The first step in finding a mental health professional is to identify which mental health services you are looking for. While we all provide mental health services, the types of services that psychiatrists, psychologists, and psychotherapists offer differ. A psychiatrist is a medical doctor who is licensed to diagnose, treat, and prescribe medications for psychological disorders. If you think that you might benefit from medication to help with your psychological distress, your family doctor would be the best person to turn to as they will either address and manage your concerns or refer you to a psychiatrist. A psychologist has obtained a doctorate degree and is licensed to assess, diagnose, and treat problems with cognitions, behaviours, and emotions. If you are looking to get a diagnosis or tested or a learning disability, for example, they may be the right professional for you. Psychotherapists hold a master’s degree and proper educational training to enable them to register with the College of Psychotherapists of Ontario. While psychiatrists and psychologists may also offer psychotherapy, psychotherapists can offer counselling to address “disorder of thought, cognition, mood, emotional regulation, perception or memory that may seriously impair the individual’s judgment, insight, behaviour, communication or social functioning” (CRPO).  

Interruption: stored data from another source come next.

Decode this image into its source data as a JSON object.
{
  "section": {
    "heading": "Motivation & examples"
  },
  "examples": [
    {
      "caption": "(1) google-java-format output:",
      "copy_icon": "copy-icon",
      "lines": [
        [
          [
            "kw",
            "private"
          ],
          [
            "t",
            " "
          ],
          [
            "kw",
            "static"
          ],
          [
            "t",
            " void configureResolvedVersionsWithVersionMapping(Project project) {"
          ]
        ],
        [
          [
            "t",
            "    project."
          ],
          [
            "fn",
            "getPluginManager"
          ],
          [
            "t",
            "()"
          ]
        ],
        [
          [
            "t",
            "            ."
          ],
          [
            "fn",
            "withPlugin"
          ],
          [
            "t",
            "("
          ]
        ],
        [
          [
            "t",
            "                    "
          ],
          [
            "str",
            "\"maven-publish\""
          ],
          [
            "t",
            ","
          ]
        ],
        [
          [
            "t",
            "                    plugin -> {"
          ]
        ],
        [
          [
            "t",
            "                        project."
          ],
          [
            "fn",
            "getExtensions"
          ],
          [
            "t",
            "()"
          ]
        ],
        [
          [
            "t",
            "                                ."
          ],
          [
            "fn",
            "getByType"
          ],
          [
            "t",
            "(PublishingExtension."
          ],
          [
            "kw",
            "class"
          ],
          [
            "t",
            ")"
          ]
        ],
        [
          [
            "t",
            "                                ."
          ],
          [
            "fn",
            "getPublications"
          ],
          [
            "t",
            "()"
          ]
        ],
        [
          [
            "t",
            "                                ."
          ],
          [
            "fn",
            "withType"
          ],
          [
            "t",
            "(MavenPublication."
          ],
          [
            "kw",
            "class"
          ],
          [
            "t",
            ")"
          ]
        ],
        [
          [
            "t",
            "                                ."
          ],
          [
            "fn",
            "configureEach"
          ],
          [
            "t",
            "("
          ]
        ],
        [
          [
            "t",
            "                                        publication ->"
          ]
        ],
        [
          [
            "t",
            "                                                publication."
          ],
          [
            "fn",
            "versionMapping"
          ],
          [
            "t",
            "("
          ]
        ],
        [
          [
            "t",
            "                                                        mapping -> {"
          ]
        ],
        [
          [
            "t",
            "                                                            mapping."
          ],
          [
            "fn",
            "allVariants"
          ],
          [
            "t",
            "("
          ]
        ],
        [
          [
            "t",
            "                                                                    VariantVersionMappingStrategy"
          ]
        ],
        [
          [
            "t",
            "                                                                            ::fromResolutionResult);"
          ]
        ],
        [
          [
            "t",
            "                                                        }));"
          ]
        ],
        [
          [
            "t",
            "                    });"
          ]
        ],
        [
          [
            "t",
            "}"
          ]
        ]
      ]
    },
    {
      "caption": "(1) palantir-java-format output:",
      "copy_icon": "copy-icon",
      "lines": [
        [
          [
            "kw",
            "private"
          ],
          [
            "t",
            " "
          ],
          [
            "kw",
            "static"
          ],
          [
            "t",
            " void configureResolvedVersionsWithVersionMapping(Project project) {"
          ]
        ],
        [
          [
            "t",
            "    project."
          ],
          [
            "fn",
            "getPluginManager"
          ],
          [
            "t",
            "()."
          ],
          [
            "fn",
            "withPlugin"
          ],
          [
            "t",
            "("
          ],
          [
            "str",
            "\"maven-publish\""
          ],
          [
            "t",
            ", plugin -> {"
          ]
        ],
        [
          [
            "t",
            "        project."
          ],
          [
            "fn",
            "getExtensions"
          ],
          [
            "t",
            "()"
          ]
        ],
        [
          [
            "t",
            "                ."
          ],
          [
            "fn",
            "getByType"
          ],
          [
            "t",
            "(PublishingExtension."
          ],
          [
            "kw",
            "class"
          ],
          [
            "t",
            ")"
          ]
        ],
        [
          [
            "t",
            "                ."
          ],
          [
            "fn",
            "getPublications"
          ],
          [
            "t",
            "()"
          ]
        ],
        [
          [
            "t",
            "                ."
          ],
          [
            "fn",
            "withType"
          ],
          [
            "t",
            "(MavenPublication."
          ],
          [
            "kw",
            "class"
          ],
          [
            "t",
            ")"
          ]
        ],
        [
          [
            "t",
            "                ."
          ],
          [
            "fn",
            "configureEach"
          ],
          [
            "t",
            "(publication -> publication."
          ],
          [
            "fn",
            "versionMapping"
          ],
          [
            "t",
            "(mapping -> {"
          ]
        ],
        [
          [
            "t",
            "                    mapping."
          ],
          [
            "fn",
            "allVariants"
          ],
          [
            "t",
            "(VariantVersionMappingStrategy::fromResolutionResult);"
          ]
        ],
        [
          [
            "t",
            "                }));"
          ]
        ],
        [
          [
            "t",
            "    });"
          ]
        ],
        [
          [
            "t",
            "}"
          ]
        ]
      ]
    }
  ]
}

Once you have decided on which mental health professional is right for you, it is time to begin your search. When looking for a professional, it helps to keep your presenting problem at the forefront. While therapists are often trained to address a wide range of presenting problems, they often have areas of specialization. This means that they have taken extra training or received supervision in a specific area, and may be better equipped to address your concern. If you have gone to therapy in the past, reflecting on the aspects of what you liked and didn’t like about the therapy may help you narrow down your ideal therapist. For example, some might appreciate the structured, goal-oriented, and skill-based nature of CBT while others may appreciate how DBT helps you walk the middle ground in life by bringing together the wise mind, the emotional mind, and the reasonable mind. I encourage you to research the various treatment modalities used in counselling (e.g., narrative, solution-focused, strength-based, emotion-focused , acceptance, and commitment therapy). 

Before you get bogged down with all of the different forms of counselling, it is important to note that the type of therapy has been shown to only account for 15% of the overall effectiveness. The relationship that you have with your therapist accounts for 30% of the overall effectiveness and 15% comes down to whether or not you think therapy can help. 

 Given the impact that your relationship with your therapist has on achieving your goals, I encourage you to find someone who makes you feel safe, comfortable, heard, and understood. Do not just settle for just ok. Just like listening to a new song or dating a new person, it sometimes takes some time for you to settle into a groove and feel comfortable. However, if after the third session you still aren’t feeling it, I encourage you to look for another therapist who might be a better fit.  

Now that you have a better idea of what you are looking for, you can more confidently browse through Psychology Today and find your ideal therapist. Alternatively, if you are comfortable, you could ask family members or friends, your family doctor or religious figure, and of whom may also be good resources to help you find a professional in your area.